Она поднялась из-за стола и подошла к шкафу-витрине, вытащила оттуда деревянную коробку, положила ее на геридон[9] из красного дерева и открыла крышку. Внутри коробка была обшита красным бархатом, и в ней лежали несколько сложенных писем и пожелтевший от времени череп.
– Это череп короля дикарей с Земли Ван-Димена, мистер Диккенс. Я показывала его нескольким известным профессорам и специалистам по френологии. Мне хотелось проверить их, поэтому я не говорила, кем был этот человек. Одни, изучив форму черепа, отметили признаки дегенерации, другие – благородства. Похоже, и те и другие были правы.
– О ком бы ни шла речь – каторжнике, эскимосе или австралийском аборигене, – они находятся не в плену черепной кости, обрамляющей их мозг, они обуреваемы собственными страстями, – произнес Диккенс и опустил крышку. Он театрально взмахнул рукой, словно оказавшись на сцене, и продолжил: – Но сэр Джон свободен от всего этого, потому что в нем живет дух цивилизованного христианина.
– Вы правы, – кивнула леди Джейн.
– Что же касается «благородного дикаря», я бы назвал его чудовищным недоразумением, в связи с чем мне совершенно все равно, как бы он назвал меня. Какая мне разница, сварил ли он своего ближнего в котле или освежевал его как моржа. А этот ваш… – пусть предается своим страстям, но именно поэтому он и есть дикарь, кровожадное животное, которое развлекается рассказыванием историй в лучшем случае смехотворных, а в худшем – лживых.
– Все-таки лживых, мистер Диккенс?
– Именно так, леди Джейн. Мерзкая, отвратительная ложь, зеркально отображающая их самих. Мы имеем дело с целой расой лукавых каннибалов, воров и убийц, утверждающих, будто лучшие сыны Англии превратились в убийц, воров и каннибалов! Какое забавное совпадение!
– Но они привезли доказательства, мистер Диккенс.
– Убийцы и воры привезли чертовы доказательства убийства и воровства? Знаете, как мы должны поступить? – Диккенс схватил газету и потряс ею в воздухе, словно гневный парламентарий, разоблачающий бесполезный закон. – Мы должны трубить во все трубы, чтобы защитить наших героев, вот что! – На лице писателя играла торжествующая улыбка человека, знающего свое дело.
Когда на прощание он поцеловал ее руку, испещренную печеночными пятнами, леди Джейн спросила гостя, в его ли силах ниспровергнуть всю эту историю.
– Я только знаю, что полностью нахожусь под властью ваших чар, – солнечным голосом произнес Диккенс.

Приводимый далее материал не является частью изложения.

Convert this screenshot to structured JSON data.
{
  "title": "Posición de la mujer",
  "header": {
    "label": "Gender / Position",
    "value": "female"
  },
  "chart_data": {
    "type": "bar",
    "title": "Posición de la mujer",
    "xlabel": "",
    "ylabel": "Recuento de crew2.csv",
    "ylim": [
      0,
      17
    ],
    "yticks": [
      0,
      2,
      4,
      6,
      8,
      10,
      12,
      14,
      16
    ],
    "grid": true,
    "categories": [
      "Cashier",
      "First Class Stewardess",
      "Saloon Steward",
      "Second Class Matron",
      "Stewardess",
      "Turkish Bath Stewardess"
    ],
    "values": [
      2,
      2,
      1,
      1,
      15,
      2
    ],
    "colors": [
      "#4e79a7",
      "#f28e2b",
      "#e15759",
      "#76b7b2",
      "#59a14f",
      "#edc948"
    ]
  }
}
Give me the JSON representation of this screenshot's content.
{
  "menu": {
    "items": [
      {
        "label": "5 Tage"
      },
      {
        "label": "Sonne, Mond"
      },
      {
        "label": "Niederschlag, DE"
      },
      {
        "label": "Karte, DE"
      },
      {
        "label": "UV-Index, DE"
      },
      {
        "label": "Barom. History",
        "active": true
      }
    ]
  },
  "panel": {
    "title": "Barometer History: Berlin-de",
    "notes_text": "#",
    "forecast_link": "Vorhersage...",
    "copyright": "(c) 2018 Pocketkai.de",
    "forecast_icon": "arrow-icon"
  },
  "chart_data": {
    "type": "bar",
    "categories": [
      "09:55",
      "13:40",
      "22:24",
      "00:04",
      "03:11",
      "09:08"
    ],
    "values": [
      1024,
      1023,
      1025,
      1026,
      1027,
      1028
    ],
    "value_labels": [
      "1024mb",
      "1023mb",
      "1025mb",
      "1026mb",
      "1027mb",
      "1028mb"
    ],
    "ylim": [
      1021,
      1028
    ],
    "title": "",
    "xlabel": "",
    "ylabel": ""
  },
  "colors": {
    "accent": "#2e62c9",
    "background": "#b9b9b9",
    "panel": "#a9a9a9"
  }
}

Но как только дверь дома леди Джейн закрылась за ним, он увидел один лишь утренний сумрак. Словно черный снег, вокруг него кружились хлопья сажи, и в воздухе не было и намека на солнце. Диккенс покинул улицу Пэлл-Мэлл в двухколесном экипаже. Он ехал сквозь такую беспросветную толщу грязи и слякоти, что, казалось, будто и лошади, и бродячие собаки тоже были вылеплены из нее. Из темного тумана то проступали, то снова исчезали силуэты людей, будто все они были духами или болотными чудовищами. Лица их были обмотаны зловонными тряпками, чтобы отгородиться от миазмов холеры, которая только за прошедший месяц унесла шестьсот жизней. Лондон смердил и был весь черен: чернота стояла в воздухе, заполняла собой глаза и душу, которая молила о былой белизне. Диккенс спешил домой, к своей семье.

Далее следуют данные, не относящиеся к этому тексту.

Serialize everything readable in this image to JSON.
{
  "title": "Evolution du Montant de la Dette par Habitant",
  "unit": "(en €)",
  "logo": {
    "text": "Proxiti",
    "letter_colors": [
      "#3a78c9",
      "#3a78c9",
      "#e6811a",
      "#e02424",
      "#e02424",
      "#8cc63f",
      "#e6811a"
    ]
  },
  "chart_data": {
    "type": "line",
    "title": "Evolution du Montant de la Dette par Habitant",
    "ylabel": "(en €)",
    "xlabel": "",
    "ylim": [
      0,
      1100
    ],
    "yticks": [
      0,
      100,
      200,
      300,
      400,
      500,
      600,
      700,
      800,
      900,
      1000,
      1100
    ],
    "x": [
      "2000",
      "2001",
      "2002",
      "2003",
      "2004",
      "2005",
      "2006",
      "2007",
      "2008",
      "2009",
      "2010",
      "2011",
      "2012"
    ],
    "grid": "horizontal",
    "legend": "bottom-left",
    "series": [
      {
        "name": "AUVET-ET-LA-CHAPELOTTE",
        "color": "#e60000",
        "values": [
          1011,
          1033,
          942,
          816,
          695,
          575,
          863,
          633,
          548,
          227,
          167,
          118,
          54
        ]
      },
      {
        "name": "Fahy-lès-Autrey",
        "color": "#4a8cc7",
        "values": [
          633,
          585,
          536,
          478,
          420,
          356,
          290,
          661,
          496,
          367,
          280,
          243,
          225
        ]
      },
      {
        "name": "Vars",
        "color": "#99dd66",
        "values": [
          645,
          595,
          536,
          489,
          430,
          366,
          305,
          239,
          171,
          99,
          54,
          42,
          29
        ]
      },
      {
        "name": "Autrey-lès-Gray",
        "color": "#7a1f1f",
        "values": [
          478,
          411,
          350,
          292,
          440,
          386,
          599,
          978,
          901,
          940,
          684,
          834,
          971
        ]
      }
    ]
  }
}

Этим утром 1854 года, как и ранее, семья, разумеется, была для него наивысшей ценностью. Существовали семьи похожие и не очень, счастливые и несчастные: но культ семьи, промчавшись стремительно, словно паровоз, сквозь все слои общества, пригороды и графства, укоренился неожиданно и неопровержимо. Все должны были принадлежать своей семье и прославлять ее, будь то юная королева с супругом или какой-нибудь полунищий рабочий с фабрики. В разгар этого бума не исключался шанс быть обманутым – ведь есть свои спекулянты как на железной дороге, так и в институте семьи. В этой азартной игре в семью редко кому удалось пойти ва-банк и заработать большие проценты, как это произошло с примерной и самоотверженной леди Джейн или с Диккенсом, который воистину являлся певцом семейных уз. Но, как обнаружил для себя писатель, одно дело – прославлять семью и совсем другое – жить семейной жизнью.

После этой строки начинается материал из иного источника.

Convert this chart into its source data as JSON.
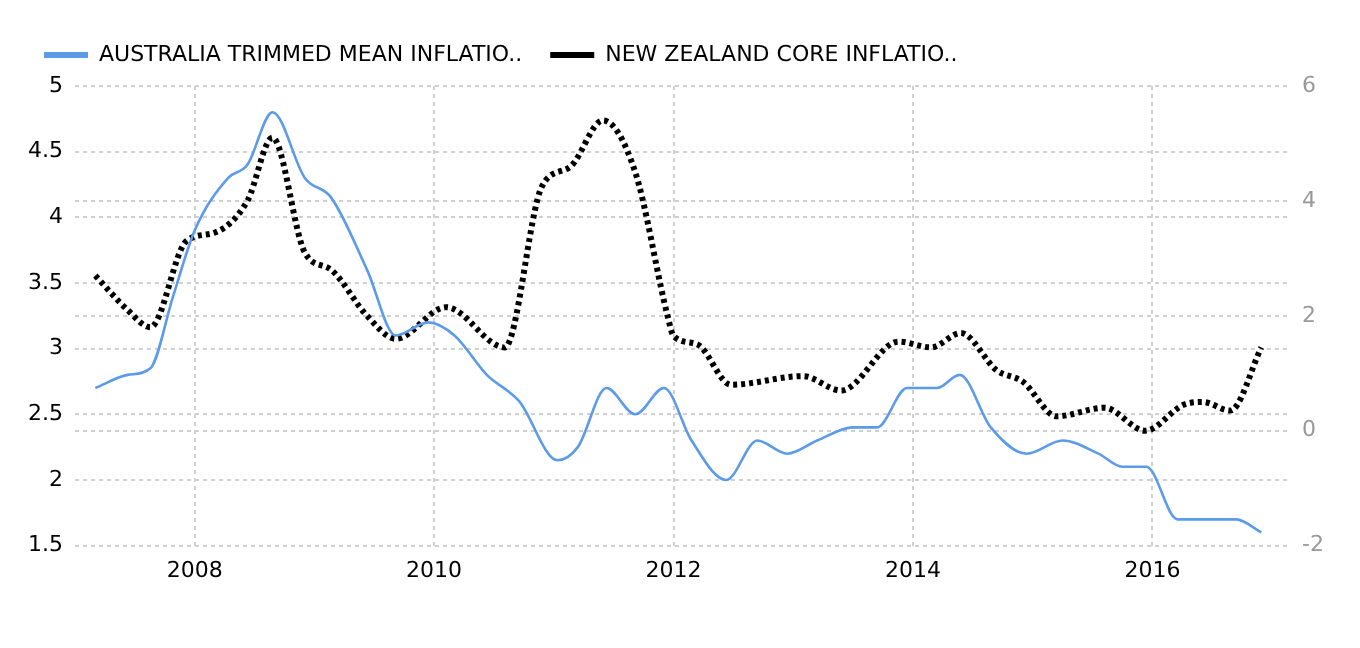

Наверное, из-за этих непрекращающихся дождей и мрачного расположения духа, когда Диккенсу казалось, что неудача словно тень преследует его по пятам, ему так хотелось солнца и света, хотелось убедиться, что он все еще движется вперед в своих помыслах. Ему было холодно, и холод этот нарастал, поэтому-то он и предложил этим вечером своей жене Кэтрин отправиться в следующем месяце в Италию. Но она не захотела. Она должна была заниматься то одним, то другим ребенком, и, кроме того, ее состояние после девятых родов не делало перспективу путешествия привлекательной.
А потом, после невинной реплики насчет ее полноты, которая, как он пояснил, была простой констатацией факта, Кэтрин резко поднялась из-за стола и вышла прочь. Через какое-то время в комнату влетела их дочь Кэти, сердитая на отца, на мать, на их несчастный дом, в котором они были обречены пребывать все вместе – и дети, и прислуга, и кошки, и птицы, все. Кэти сказала, что матушка прилегла в своей комнате.
«В своей комнате!» – возмущенно подумал Диккенс, отвернувшись от дочери, чтобы та не увидела его эмоций. Опять и опять, и так до бесконечности, после каждой ссоры его жена отправлялась прилечь в своей комнате, превращаясь во вздымающуюся гору под пуховым одеялом, из-под которого раздавались приглушенные рыдания. Когда это произошло в прошлый раз, он еще как-то пытался ее увещевать, спорил и извинялся. Но когда он посмел коснуться губами ее лба, щек и – о, ужас! – ее губ, Кэтрин отпрянула от него, как от бешеной собаки. Поэтому на сей раз Диккенс остался сидеть как сидел. Взвесив свои шансы, он понял, что их у него нет. Что-то сломалось между ними, и это невозможно было исправить ни словом, ни поступком.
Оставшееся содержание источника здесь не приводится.